McIlroy kind of went the other way, saying, “The last couple days it was fine, but today it’s feeling strange.” Spieth went that direction as well, saying, “Today definitely felt a lot different for it being a Saturday afternoon in the last group, when you [typically] kind of think about the situation you’re in, [but] you just don’t feel like you’re actually out there doing that. I just felt like I was playing a normal round with Harold.” He added, “As the week has gone on, it’s felt weirder in my opinion.”
“I’m into it,” the 2017 PGA champion said, “and it’s a little bit more competitive honestly than I thought it would be. I thought it was going to be very odd.” He added: “I’d say it’s more peaceful because that has maybe a connotation people might not like to hear, but it is — it’s very peaceful out there. It’s just very quiet.”
“Listen, no, this is new to us all,” said Rose, the 2013 U.S. Open champion. “It’s going to feel different for everybody, but it’s going to feel as rewarding to win. You’re going to have to beat a great field, and it’s going to be a good leader board to contest against, and whoever wins tomorrow is going to have to go out and play some good golf.”
And then, this being golf, the first third round since the world shut down produced its share of that dialect found only in golf.

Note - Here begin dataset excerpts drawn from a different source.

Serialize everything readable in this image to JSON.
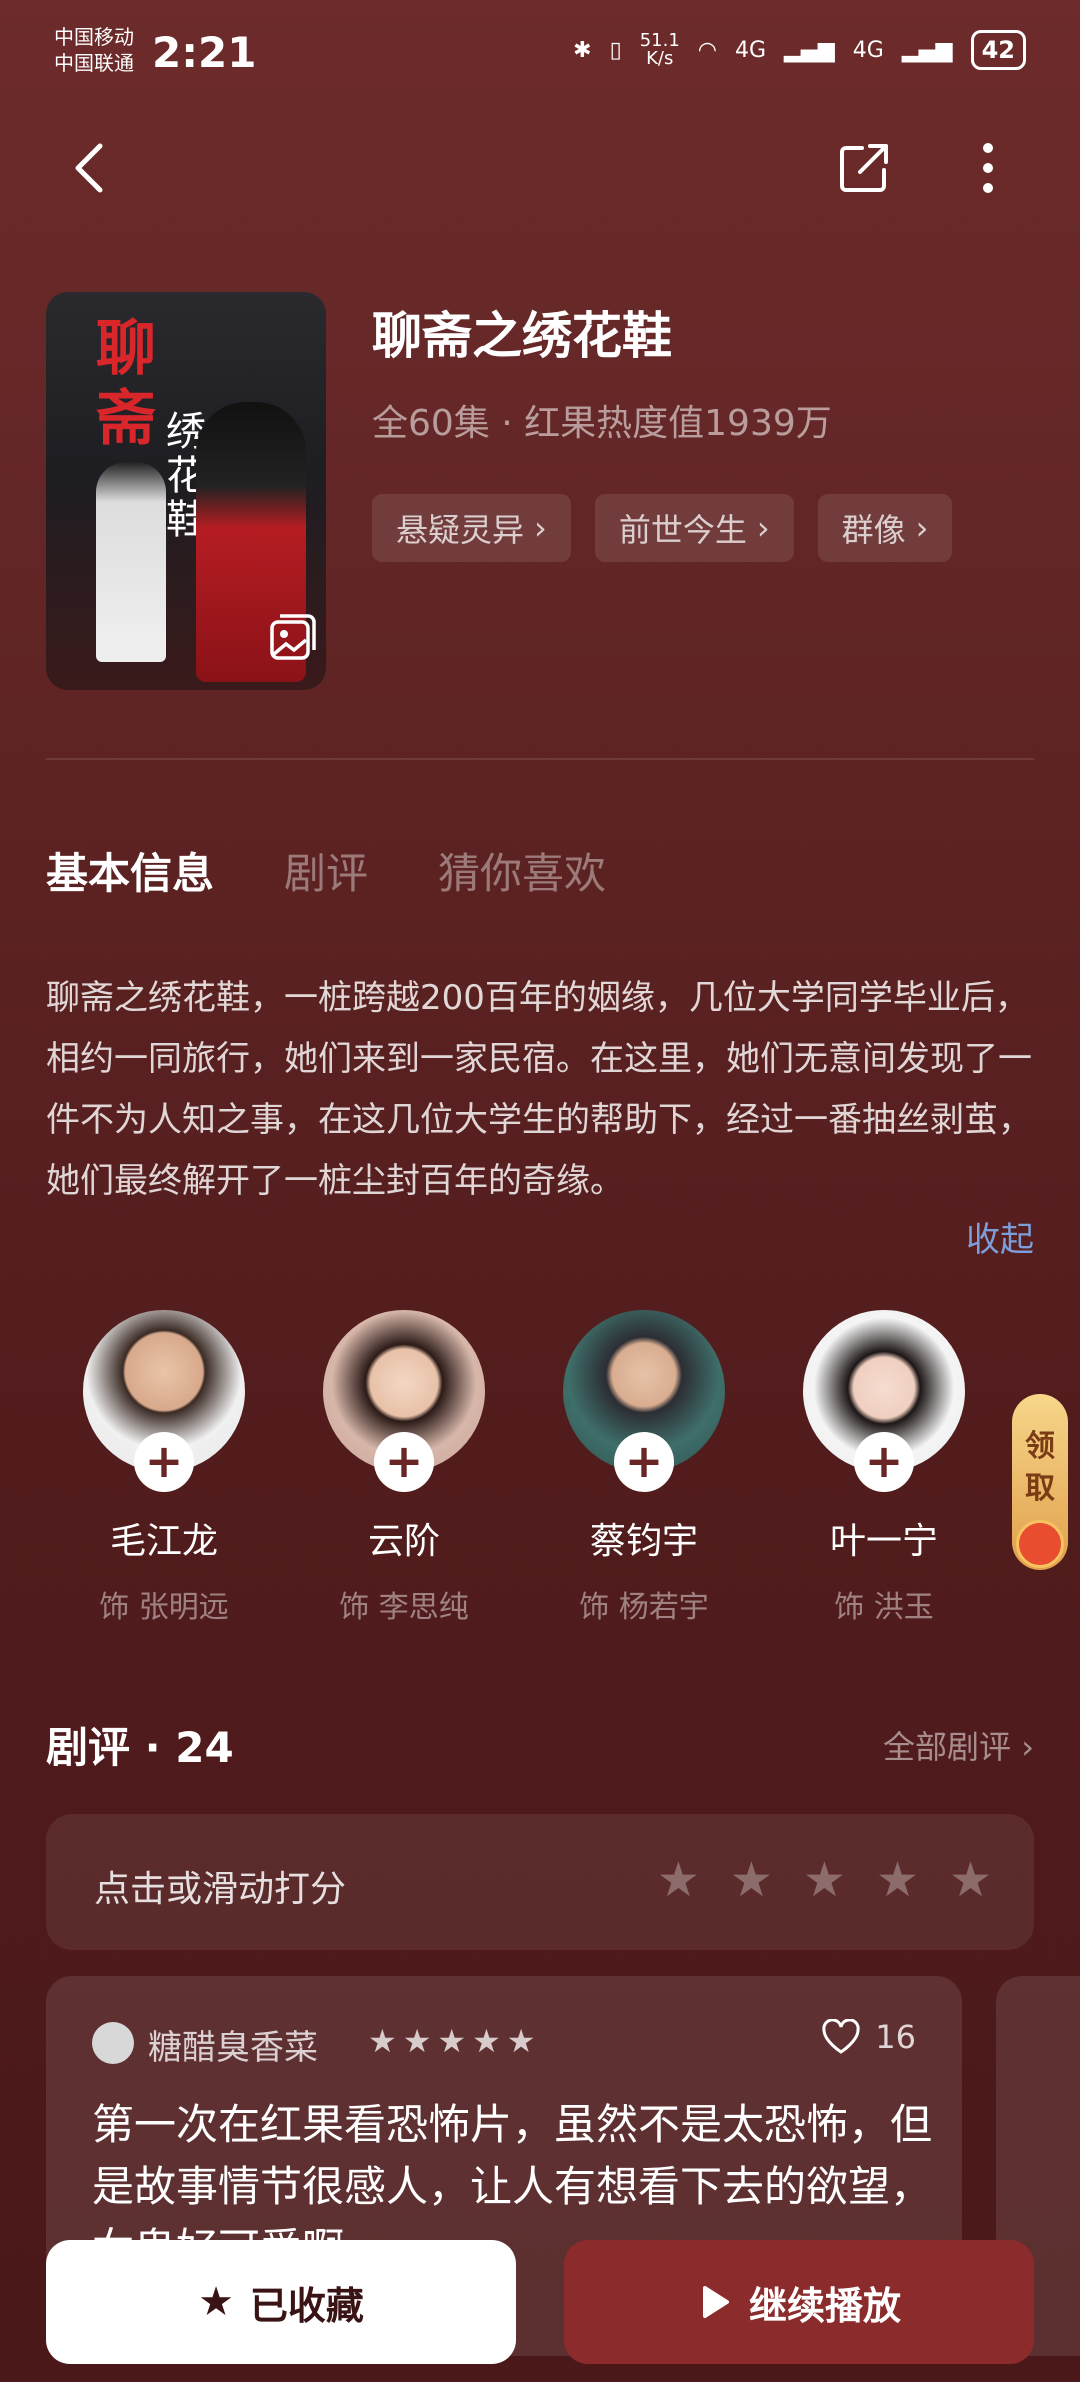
{
  "status_bar": {
    "carrier1": "中国移动",
    "carrier2": "中国联通",
    "time": "2:21",
    "net_speed_value": "51.1",
    "net_speed_unit": "K/s",
    "signal1": "4G",
    "signal2": "4G",
    "battery": "42"
  },
  "poster": {
    "title_red": "聊斋",
    "title_white": "绣花鞋"
  },
  "drama": {
    "title": "聊斋之绣花鞋",
    "episodes": "全60集",
    "heat": "红果热度值1939万",
    "tags": [
      "悬疑灵异",
      "前世今生",
      "群像"
    ]
  },
  "tabs": [
    "基本信息",
    "剧评",
    "猜你喜欢"
  ],
  "description": {
    "text": "聊斋之绣花鞋，一桩跨越200百年的姻缘，几位大学同学毕业后，相约一同旅行，她们来到一家民宿。在这里，她们无意间发现了一件不为人知之事，在这几位大学生的帮助下，经过一番抽丝剥茧，她们最终解开了一桩尘封百年的奇缘。",
    "collapse": "收起"
  },
  "cast": [
    {
      "name": "毛江龙",
      "role": "饰 张明远"
    },
    {
      "name": "云阶",
      "role": "饰 李思纯"
    },
    {
      "name": "蔡钧宇",
      "role": "饰 杨若宇"
    },
    {
      "name": "叶一宁",
      "role": "饰 洪玉"
    }
  ],
  "reward": {
    "line1": "领",
    "line2": "取"
  },
  "reviews": {
    "title": "剧评",
    "count": "24",
    "all_label": "全部剧评",
    "rate_prompt": "点击或滑动打分",
    "rating_scale": 5,
    "items": [
      {
        "user": "糖醋臭香菜",
        "stars": 5,
        "likes": "16",
        "text": "第一次在红果看恐怖片，虽然不是太恐怖，但是故事情节很感人，让人有想看下去的欲望，女鬼好可爱啊"
      }
    ]
  },
  "buttons": {
    "favorite": "已收藏",
    "continue": "继续播放"
  },
  "colors": {
    "background_top": "#6d2b2b",
    "background_bottom": "#4a1819",
    "play_button": "#8c2b2c",
    "link_blue": "#7d9ed8"
  }
}
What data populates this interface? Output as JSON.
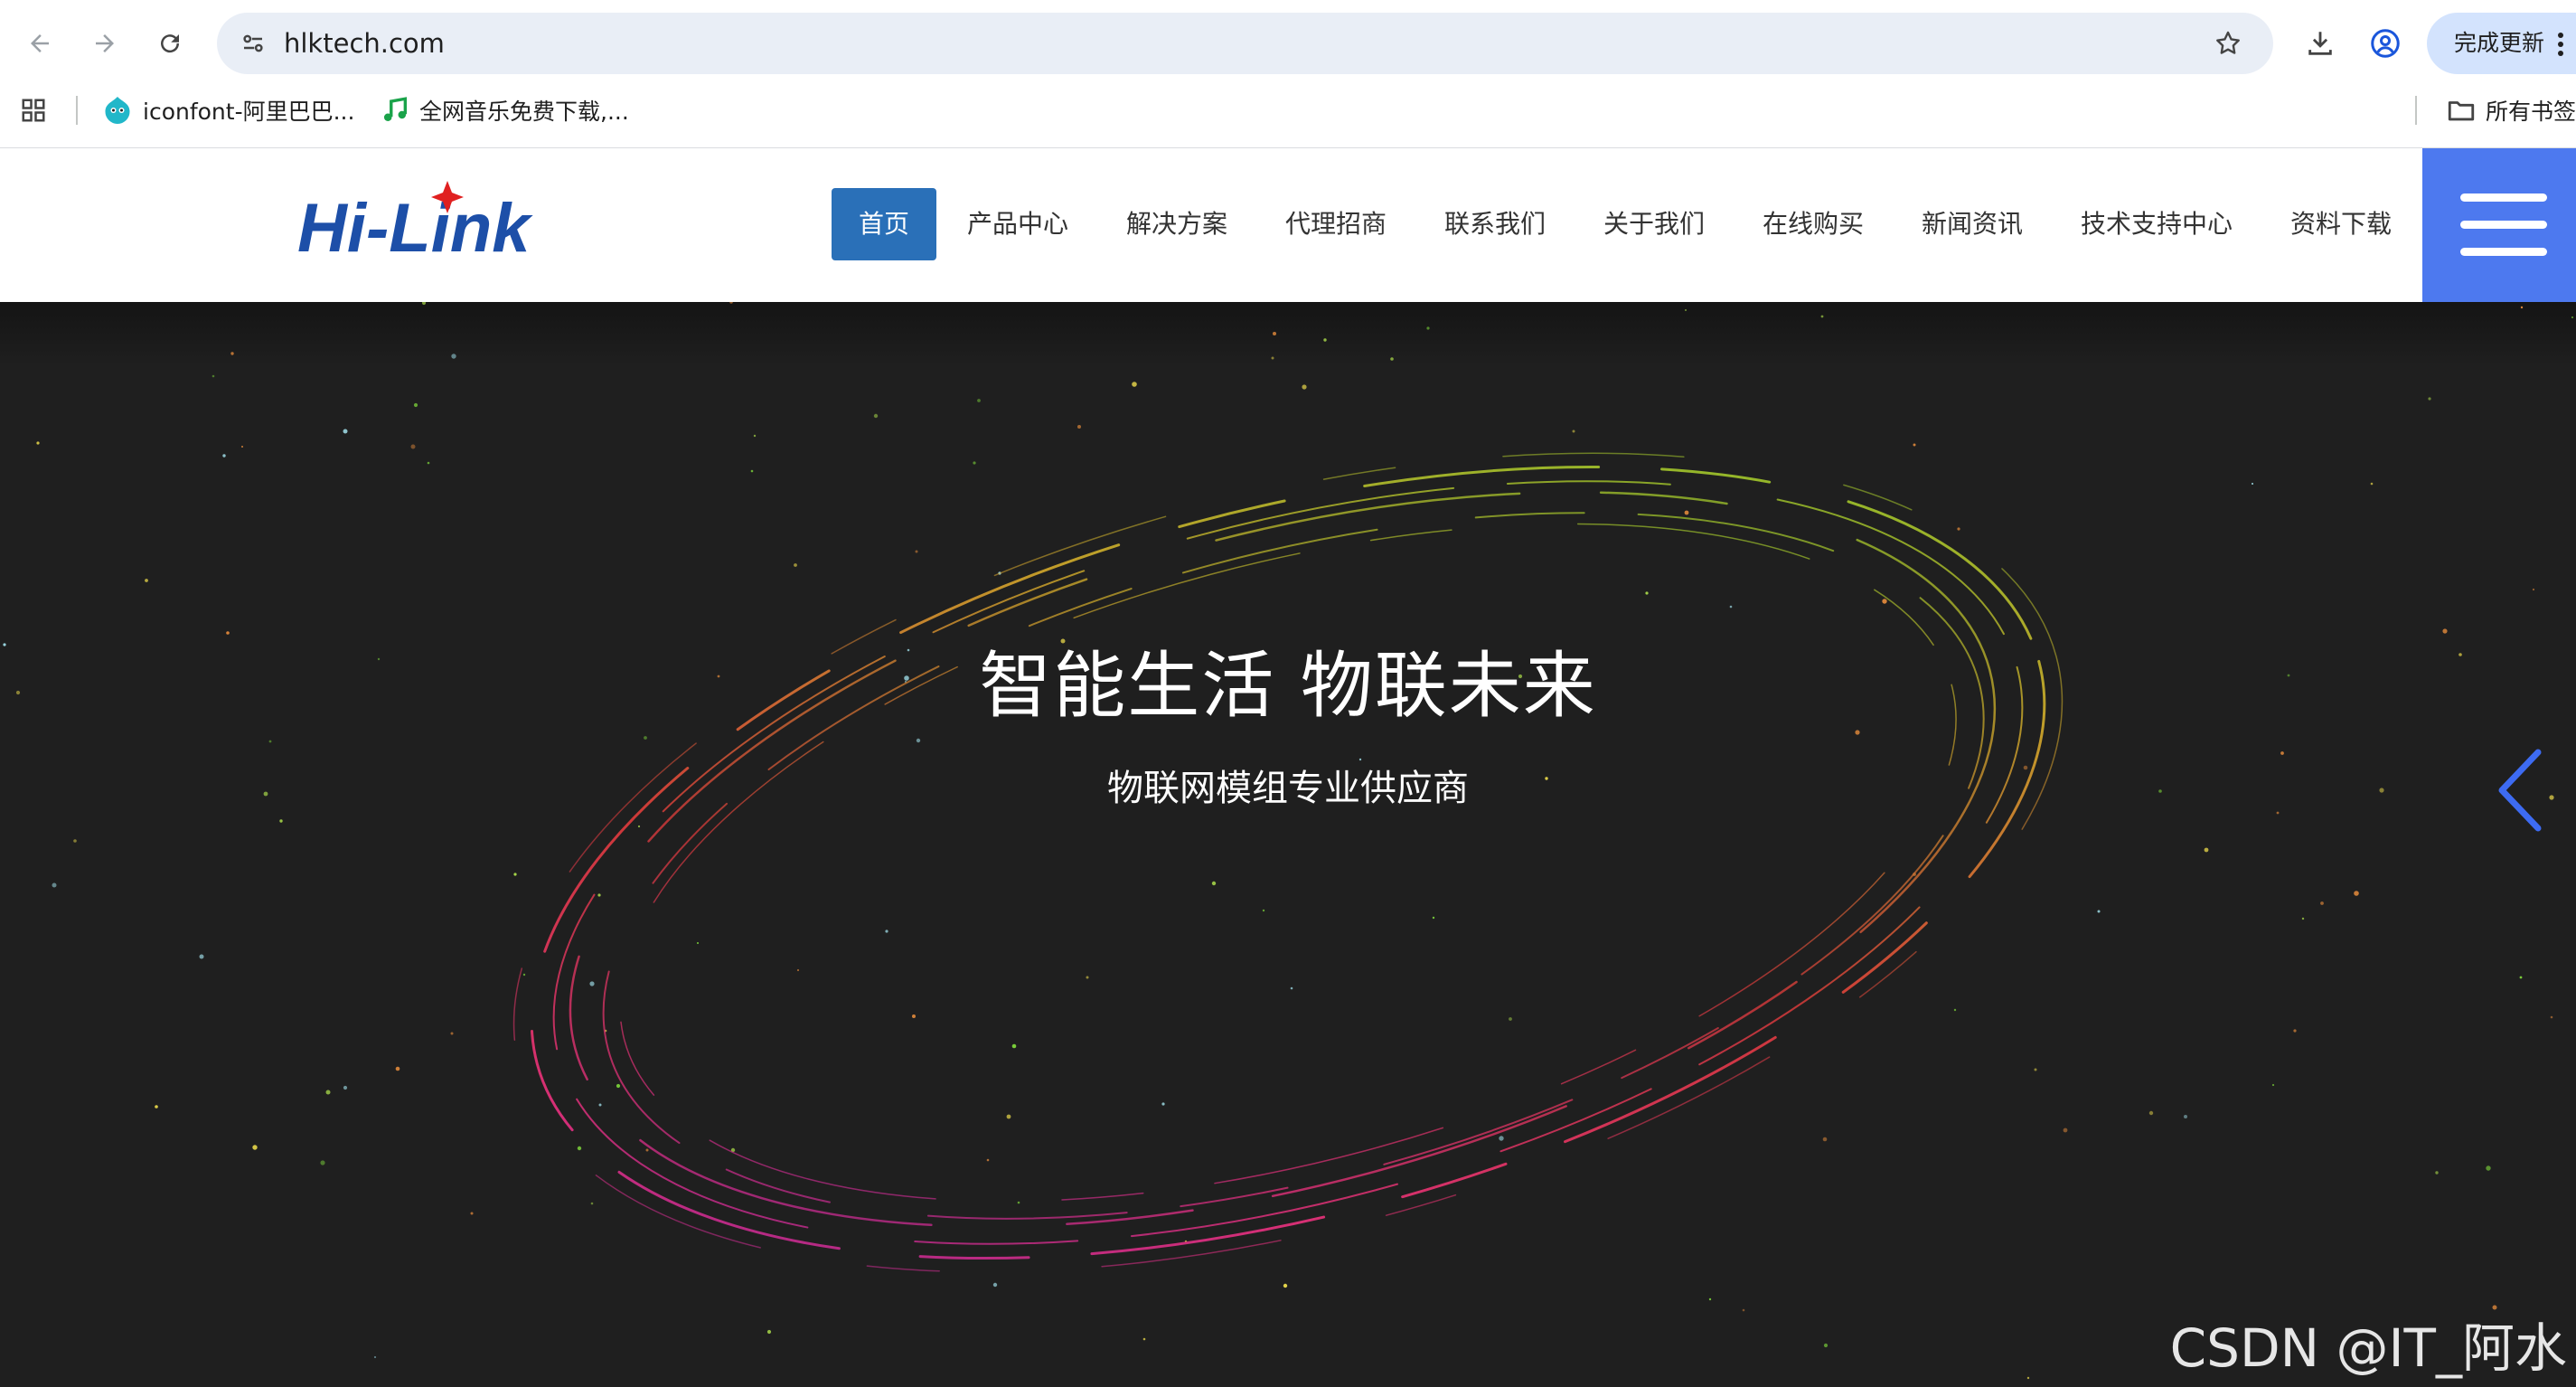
{
  "browser": {
    "url": "hlktech.com",
    "update_label": "完成更新",
    "bookmarks": [
      {
        "label": "iconfont-阿里巴巴...",
        "icon": "iconfont-favicon"
      },
      {
        "label": "全网音乐免费下载,...",
        "icon": "music-note-icon"
      }
    ],
    "all_bookmarks_label": "所有书签"
  },
  "site": {
    "logo_text": "Hi-Link",
    "menu": [
      "首页",
      "产品中心",
      "解决方案",
      "代理招商",
      "联系我们",
      "关于我们",
      "在线购买",
      "新闻资讯",
      "技术支持中心",
      "资料下载"
    ],
    "active_index": 0
  },
  "hero": {
    "title": "智能生活 物联未来",
    "subtitle": "物联网模组专业供应商"
  },
  "watermark": "CSDN @IT_阿水",
  "colors": {
    "nav_active": "#2a70b8",
    "hamburger_bg": "#4d79ef",
    "hero_bg": "#1f1f1f",
    "logo_blue": "#1d4fa8",
    "logo_red": "#e02020",
    "arrow": "#3d6bf2"
  }
}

Reed, for example, languished near the cut line early Friday. Then he shot 10 under over the 27 holes between the turn Friday and the finish Saturday. “Something kind of clicked yesterday in the swing,” he said of the latest contribution to golf’s everlasting mystery, “that kind of allowed me to hit it a little closer and make some putts, and I just kind of ran with it today.”
Spieth surveyed his own 32 going out and 36 coming in and said, “I felt like I actually hit it better on the back than the front but just didn’t make anything.”
Of course. Golf was back with all of its craven needs for self-encouragement, and so Spieth said, “Today was a day where I look at the last couple of years and potentially say that would have been a 2 or 3 over and taken me all the way out of the tournament, and I like the progression I’ve been able to make.”
It’s a progression through the presence of competition — what manna — and it could take Spieth to a win that, in this metroplex from which he hails, would prove popular even if almost no one could cheer it.